The Middle East and North Africa (MENA) region is heavily dependent on exports (particularly energy) for overall growth, and suffered severely from the global economic crisis of 2008-2009.
In 2010 export markets rebounded strongly thanks to higher oil prices and increased demand for exports from Asian Pacific economies. This upturn in the export market will help push overall growth of economies in the MENA region in 2010-2011.
• The global economic crisis of 2008-2009 severely affected the export market in MENA with total exports falling by 30.5% (in US$ terms) in 2009 to US$1.1 trillion.
• Exports play an important role in economies within the MENA region and averaged 45.5% of GDP between 2004 and 2008. However, it fell to 38.6% of GDP in 2009 owing to the decline in global demand for exports and lower crude oil prices.
• MENA has an estimated 60.0% of global oil reserves and over 40.0% of world's natural gas reserves. As a result, exports of mineral fuels account for the largest share in total exports in the region and averaged over 70.0% of total exports between 2004 and 2008 before dropping to 53.6% of total exports in 2009 owing to reduced global demand for oil and natural gas.
• In the first half of 2010 exports from MENA rebounded by 35.0% year-on-year owing to the increase in crude oil prices and growing demand for commodities from Asia. Together this will result in a strong recovery of the export sector, aiding overall growth in the region.
• The growing importance of Asia Pacific as a destination for the Middle East's exports has been a major factor in easing the pain of a decline in exports to the U.S. and Europe during the global economic crisis of 2008-2009 and will help the rebound in exports in 2010.
Energy Export-Dependent Region
The export market is one of the main sources of revenues for economies in MENA with energy playing a major role:
• Exports have shown robust growth at an average rate of 25.7% between 2004 and 2008. However, with the global economic crisis of 2008-2009, export growth declined by 30.7% in 2009 owing to falling demand for oil and gas.

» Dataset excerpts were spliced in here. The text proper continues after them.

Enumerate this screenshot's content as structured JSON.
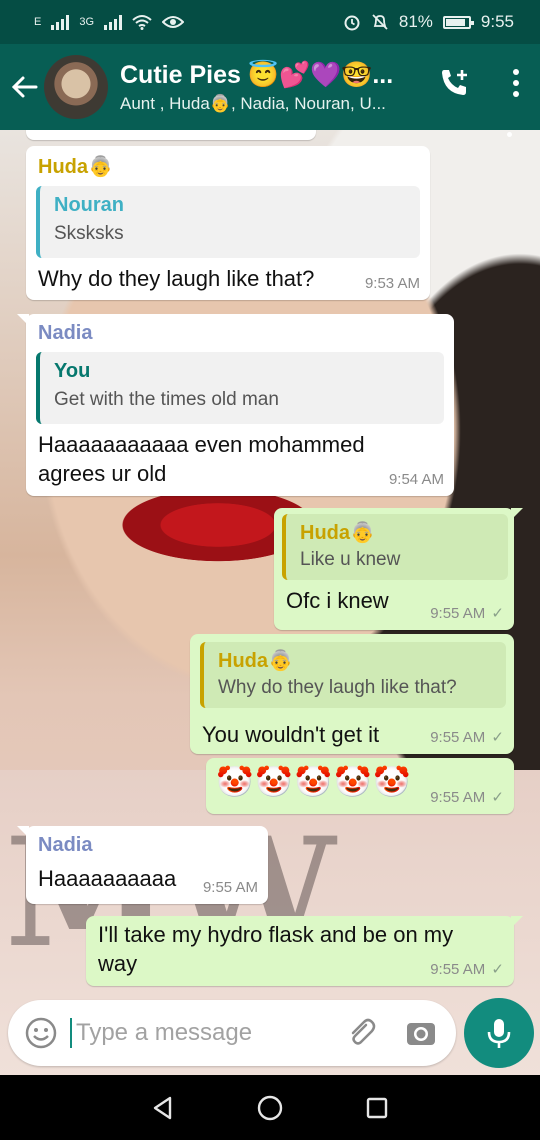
{
  "status_bar": {
    "network_left": "E",
    "network_mid": "3G",
    "battery": "81%",
    "time": "9:55"
  },
  "header": {
    "title": "Cutie Pies 😇💕💜🤓...",
    "subtitle": "Aunt , Huda👵, Nadia, Nouran, U...",
    "icon_back": "arrow-left-icon",
    "icon_call": "add-call-icon",
    "icon_menu": "kebab-menu-icon"
  },
  "messages": [
    {
      "direction": "in",
      "sender": "Huda👵",
      "sender_color": "#c8a200",
      "quote": {
        "name": "Nouran",
        "name_color": "#3fb0c4",
        "text": "Sksksks"
      },
      "text": "Why do they laugh like that?",
      "time": "9:53 AM"
    },
    {
      "direction": "in",
      "sender": "Nadia",
      "sender_color": "#7b8bc2",
      "quote": {
        "name": "You",
        "name_color": "#06786e",
        "text": "Get with the times old man"
      },
      "text": "Haaaaaaaaaaa even mohammed agrees ur old",
      "time": "9:54 AM"
    },
    {
      "direction": "out",
      "quote": {
        "name": "Huda👵",
        "name_color": "#c8a200",
        "text": "Like u knew"
      },
      "text": "Ofc i knew",
      "time": "9:55 AM"
    },
    {
      "direction": "out",
      "quote": {
        "name": "Huda👵",
        "name_color": "#c8a200",
        "text": "Why do they laugh like that?"
      },
      "text": "You wouldn't get it",
      "time": "9:55 AM"
    },
    {
      "direction": "out",
      "text": "🤡🤡🤡🤡🤡",
      "time": "9:55 AM"
    },
    {
      "direction": "in",
      "sender": "Nadia",
      "sender_color": "#7b8bc2",
      "text": "Haaaaaaaaaa",
      "time": "9:55 AM"
    },
    {
      "direction": "out",
      "text": "I'll take my hydro flask and be on my way",
      "time": "9:55 AM"
    }
  ],
  "tick_glyph": "✓",
  "composer": {
    "placeholder": "Type a message",
    "icons": [
      "emoji-icon",
      "attach-icon",
      "camera-icon",
      "mic-icon"
    ]
  },
  "nav": {
    "icons": [
      "back-triangle-icon",
      "home-circle-icon",
      "recents-square-icon"
    ]
  },
  "colors": {
    "header": "#075e54",
    "status_bar": "#054d44",
    "outgoing_bubble": "#dcf8c6",
    "accent": "#128c7e"
  }
}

Within MENA, Algeria and Kuwait witnessed the highest annual decrease in 2009 while most other countries recorded a double-digit decline. Export growth in these two countries fell by 44.8% and 42.5% respectively.
• In terms of export dependence, in 2009, the UAE and Oman had the highest exports to GDP ratios of 78.6% and 60.8% respectively. Countries like Bahrain, Libya, Iraq, and Saudi Arabia also had high exports to GDP ratio (above 50.0%). On the other hand, economies like those of Egypt and Morocco are less dependent on exports for overall growth, and exports accounted for 12.3% and 15.1% of total GDP in 2009 respectively. Although Egypt relies heavily on its mineral fuels exports, the economy is diversified and generates sizeable revenues from tourism.

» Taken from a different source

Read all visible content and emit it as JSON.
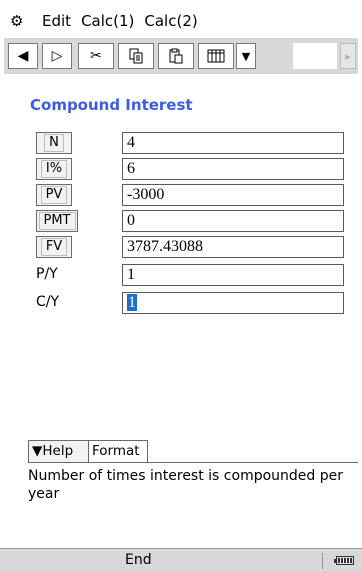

• Within MENA, Saudi Arabia had the world's largest proven oil reserves at the end of 2009, and accounts for the largest share of MENA exports at 23.1% in 2009 totaling $189 billion.
• In terms of export base, MENA depends heavily on revenues from oil exports. Exports of mineral fuels accounted for 53.6% of total exports in 2009. During the year, exports of mineral fuels within the region declined by 47.9% over a year ago owing to the 36.3% annual drop in crude oil prices in 2009. This resulted in significantly lower export revenues from oil-exporting countries in the MENA region. Within the region, Iran has the highest share of mineral fuels exports to total exports at 86.2%.
• The trade balance in the MENA region is split between the Gulf countries with a high trade surplus and the nonoil exporting countries like Morocco which has a trade deficit.
Overall the MENA region had a trade surplus but it was affected by the downturn in 2008-2009 and the trade surplus dropped by 57.4% in 2009 to $186 billion.
Growing Role Of Economies In Asia Pacific For Middle East Exports
The role of export markets in Asia has grown in importance since the global economic crisis of 2008-2009 and economies in the Middle East are increasing their exposure to big importing countries like China and India:
• In 2009, Asia Pacific accounted for the highest proportion of MENA exports at 35.8%, followed by Europe at 20.5%. Intra-regional trade is also high and accounted for 12.8% of total exports in 2009. Export demand from countries in Asia-Pacific plays a key role for the MENA region and MENA exports sent to this region saw a period growth of 117% between 2004 and 2009, reaching $292 billion in 2009;
• As the world's largest liquefied natural gas (LNG) importer, Japan accounted for the largest share of MENA exports in 2009 at 32.0%. Japan's economy will remain an important destination for MENA exports as it has no proven oil reserves and was the third largest consumer of oil (after USA and China) in 2009;
• China’s and India's importance as a destination for MENA exports is also growing each year and recorded an annual average growth rate of 24.6% in China and 44.4% in India between 2004 and 2009. In 2009, China accounted for 21.0% of MENA exports to Asia, up from a 4.3% in 2004, while India accounted for 7.1% of MENA exports to Asia, up from 2.0% in 2004.
Export growth is expected to rebound in 2010-2011 positively impacting government revenues and investment opportunities.